Após um período de sofrimento, a pressão social torna-se insustentável, e Oxum acaba por se casar com Oxóssi, resultando no nascimento de Logum-Edé. Ao atingir a maturidade, Logum se vê consumido por um amor incestuoso por sua própria mãe, Oxum. Sua busca desesperada culmina em uma perseguição que a força a clamar por Oxóssi, que intervém para proteger Oxum, estabelecendo um paralelo com a figura de Édipo, que também se vê preso em um destino trágico e inevitável. Após ser expulso, Logum funda seu próprio reino e, eventualmente, supera seu desejo incestuoso, mas não sem antes passar por um processo de autoconhecimento e transformação. Assim, o mito de Logum-Edé não apenas reflete a luta contra os interditos sociais, mas também a jornada de um herói que, como Édipo, deve confrontar e transcender os desejos que o ligam à sua mãe, simbolizando a busca por identidade e autonomia em um mundo repleto de tabus e expectativas sociais.
No contexto brasileiro, as relações de poder e as dinâmicas familiares são influenciadas por fatores históricos, sociais e culturais que diferem das premissas freudianas, as quais foram inferidas a partir das histéricas de seu tempo e de sua própria narrativa familiar. A reflexão sobre novas mitologias fundacionais de um povo possibilita uma compreensão ampla dos modos de subjetivação da população brasileira, desafiando, assim, a hegemonia do pensamento psicanalítico eurocêntrico tradicional.
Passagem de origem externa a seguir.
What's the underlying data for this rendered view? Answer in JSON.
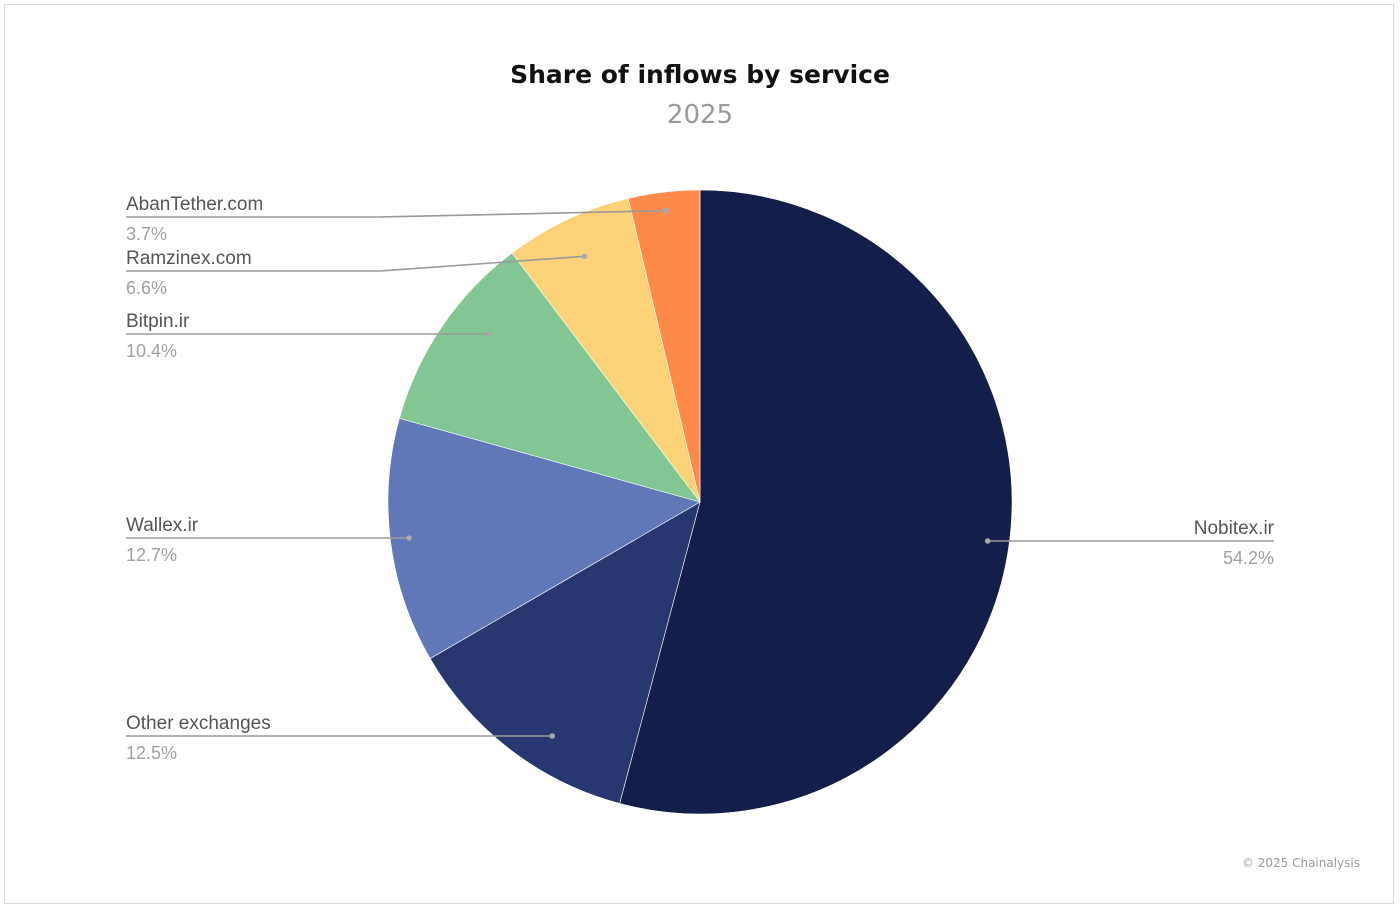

A análise decolonial propõe que a inclusão de mitos locais, como o de Logum-Edé, oferece novas perspectivas e maior relevância para as experiências e identidades não europeias na construção teórica e prática da psicanálise.
Bibliografia
MIGUELEZ, Nora Beatriz Susmanscky de. Complexo de Édipo, hoje? 2007. 215 f.
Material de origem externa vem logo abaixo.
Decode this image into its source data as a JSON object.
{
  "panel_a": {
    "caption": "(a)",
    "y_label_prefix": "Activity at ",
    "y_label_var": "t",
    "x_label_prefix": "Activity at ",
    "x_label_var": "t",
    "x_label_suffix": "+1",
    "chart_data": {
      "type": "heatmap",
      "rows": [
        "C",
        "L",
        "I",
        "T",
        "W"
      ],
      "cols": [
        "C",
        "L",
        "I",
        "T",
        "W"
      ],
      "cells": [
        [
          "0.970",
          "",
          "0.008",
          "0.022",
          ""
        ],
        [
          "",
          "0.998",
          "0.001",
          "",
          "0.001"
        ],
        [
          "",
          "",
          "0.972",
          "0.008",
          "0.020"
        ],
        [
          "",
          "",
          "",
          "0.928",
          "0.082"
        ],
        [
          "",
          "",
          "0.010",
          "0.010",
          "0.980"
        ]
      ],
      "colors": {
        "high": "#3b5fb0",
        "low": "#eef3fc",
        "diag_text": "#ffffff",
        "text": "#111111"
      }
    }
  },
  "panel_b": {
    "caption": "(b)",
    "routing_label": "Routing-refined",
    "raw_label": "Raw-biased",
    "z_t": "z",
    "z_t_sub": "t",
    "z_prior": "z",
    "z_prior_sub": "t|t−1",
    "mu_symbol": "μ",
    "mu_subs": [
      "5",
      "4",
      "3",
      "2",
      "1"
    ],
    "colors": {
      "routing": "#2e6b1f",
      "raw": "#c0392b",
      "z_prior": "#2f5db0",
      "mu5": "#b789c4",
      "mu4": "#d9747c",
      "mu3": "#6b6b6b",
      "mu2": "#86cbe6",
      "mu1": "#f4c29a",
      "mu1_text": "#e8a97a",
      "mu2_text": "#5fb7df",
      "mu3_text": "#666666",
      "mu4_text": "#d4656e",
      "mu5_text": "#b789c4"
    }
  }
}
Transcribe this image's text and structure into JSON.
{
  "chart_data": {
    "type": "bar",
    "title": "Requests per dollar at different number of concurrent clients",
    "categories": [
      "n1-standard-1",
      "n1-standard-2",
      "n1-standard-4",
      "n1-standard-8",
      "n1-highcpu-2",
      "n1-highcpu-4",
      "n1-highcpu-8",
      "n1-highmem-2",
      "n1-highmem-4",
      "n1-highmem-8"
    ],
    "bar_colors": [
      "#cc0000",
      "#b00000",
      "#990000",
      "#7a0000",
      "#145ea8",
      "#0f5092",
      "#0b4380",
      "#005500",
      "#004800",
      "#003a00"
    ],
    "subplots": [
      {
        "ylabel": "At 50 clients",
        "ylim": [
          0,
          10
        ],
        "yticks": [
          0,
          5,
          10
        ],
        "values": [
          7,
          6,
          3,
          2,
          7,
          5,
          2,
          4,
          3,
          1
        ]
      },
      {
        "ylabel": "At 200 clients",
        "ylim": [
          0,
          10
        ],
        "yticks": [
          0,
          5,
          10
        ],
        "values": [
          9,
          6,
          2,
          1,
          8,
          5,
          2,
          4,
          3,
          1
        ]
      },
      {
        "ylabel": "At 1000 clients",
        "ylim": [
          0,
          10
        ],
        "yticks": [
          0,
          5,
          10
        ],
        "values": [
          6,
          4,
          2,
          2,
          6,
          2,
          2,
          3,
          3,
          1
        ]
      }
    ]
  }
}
NÁSIO, J. D. Édipo: o complexo do qual nenhuma criança escapa. Rio de Janeiro: Zahar, 2007, 156p.
BASSAN, João Pedro Fraga; REDIVO DREHMER, Luciana Balestrin. Do Complexo de Édipo à Mitologia Iorubá: perspectivas de uma psicanálise decolonial.
COELHO, Marcus Nascimento. Édipo Negro. Revista África e Africanidades, ano IX, n. 23, abr. 2017.